En vertu de l'article 2, paragraphe 1, premier alinéa, du protocole, à compter de la date d'entrée en vigueur du traité d'Amsterdam, l'acquis de Schengen s'applique immédiatement aux treize États membres visés à l'article 1er dudit protocole.


7.


En application de l'article 2, paragraphe 1, deuxième alinéa, seconde phrase, du protocole, le Conseil a adopté, le 20 mai 1999, la décision 1999/436/CE, déterminant, conformément aux dispositions pertinentes du traité instituant la Communauté européenne et du traité sur l'Union européenne, la base juridique de chacune des dispositions ou décisions constituant l'acquis de Schengen (JO L 176, p. 17). Il résulte de l'article 2 de cette décision, en liaison avec l'annexe A de celle-ci, que le Conseil a désigné les articles 34 UE et 31 UE, qui font partie du titre VI du traité sur l'Unioneuropéenne, intitulé "Dispositions relatives à la coopération policière et judiciaire en matière pénale", comme bases juridiques des articles 54 à 58 de la CAAS.


8.


Les articles 54 à 58 de la CAAS forment le chapitre 3, intitulé "Application du principe ne bis in idem", du titre III de celle-ci, lui-même intitulé "Police et sécurité". Ils prévoient notamment ce qui suit:


"Article 54


Une personne qui a été définitivement jugée par une Partie Contractante ne peut, pour les mêmes faits, être poursuivie par une autre Partie Contractante, à condition que, en cas de condamnation, la sanction ait été subie ou soit actuellement en cours d'exécution ou ne puisse plus être exécutée selon les lois de la Partie Contractante de condamnation.


Article 55


1. Une Partie Contractante peut, au moment de la ratification, de l'acceptation ou de l'approbation de la présente Convention, déclarer qu'elle n'est pas liée par l'article 54 dans l'un ou plusieurs des cas suivants:


a) lorsque les faits visés par le jugement étranger ont eu lieu soit en tout, soit en partie sur son territoire; dans ce dernier cas, cette exception ne s'applique cependant pas si ces faits ont eu lieu en partie sur le territoire de la Partie Contractante où le jugement a été rendu;


b) lorsque les faits visés par le jugement étranger constituent une infraction contre la sûreté de l'État ou d'autres intérêts également essentiels de cette Partie Contractante;


c) lorsque les faits visés par le jugement étranger ont été commis par un fonctionnaire de cette Partie Contractante en violation des obligations de sa charge.

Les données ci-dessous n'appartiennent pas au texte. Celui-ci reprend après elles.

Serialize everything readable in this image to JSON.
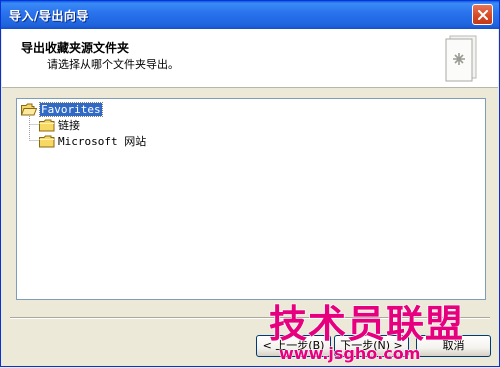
{
  "window": {
    "title": "导入/导出向导"
  },
  "header": {
    "title": "导出收藏夹源文件夹",
    "subtitle": "请选择从哪个文件夹导出。"
  },
  "tree": {
    "root": {
      "label": "Favorites",
      "selected": true
    },
    "children": [
      {
        "label": "链接"
      },
      {
        "label": "Microsoft 网站"
      }
    ]
  },
  "buttons": {
    "back": "< 上一步(B)",
    "next": "下一步(N) >",
    "cancel": "取消"
  },
  "watermark": {
    "text": "技术员联盟",
    "url": "www.jsgho.com"
  },
  "colors": {
    "title_bar": "#2A74EE",
    "selection": "#316AC5",
    "watermark": "#E6007E"
  }
}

2. Une Partie Contractante qui a fait une déclaration concernant l'exception mentionnée au paragraphe 1, point b), précisera les catégories d'infractions auxquelles cette exception peut s'appliquer.


3. Une Partie Contractante pourra, à tout moment, retirer une telle déclaration relative à l'une ou plusieurs des exceptions mentionnées au paragraphe 1.


4. Les exceptions qui ont fait l'objet d'une déclaration au titre du paragraphe 1 ne s'appliquent pas lorsque la Partie Contractante concernée a, pour les mêmes faits, demandé la poursuite à l'autre Partie Contractante ou accordé l'extradition de la personne concernée.


[...]


Article 58


Les dispositions précédentes ne font pas obstacle à l'application de dispositions nationales plus larges concernant l'effet Ne bis in idem attaché aux décisions judiciaires prises à l'étranger."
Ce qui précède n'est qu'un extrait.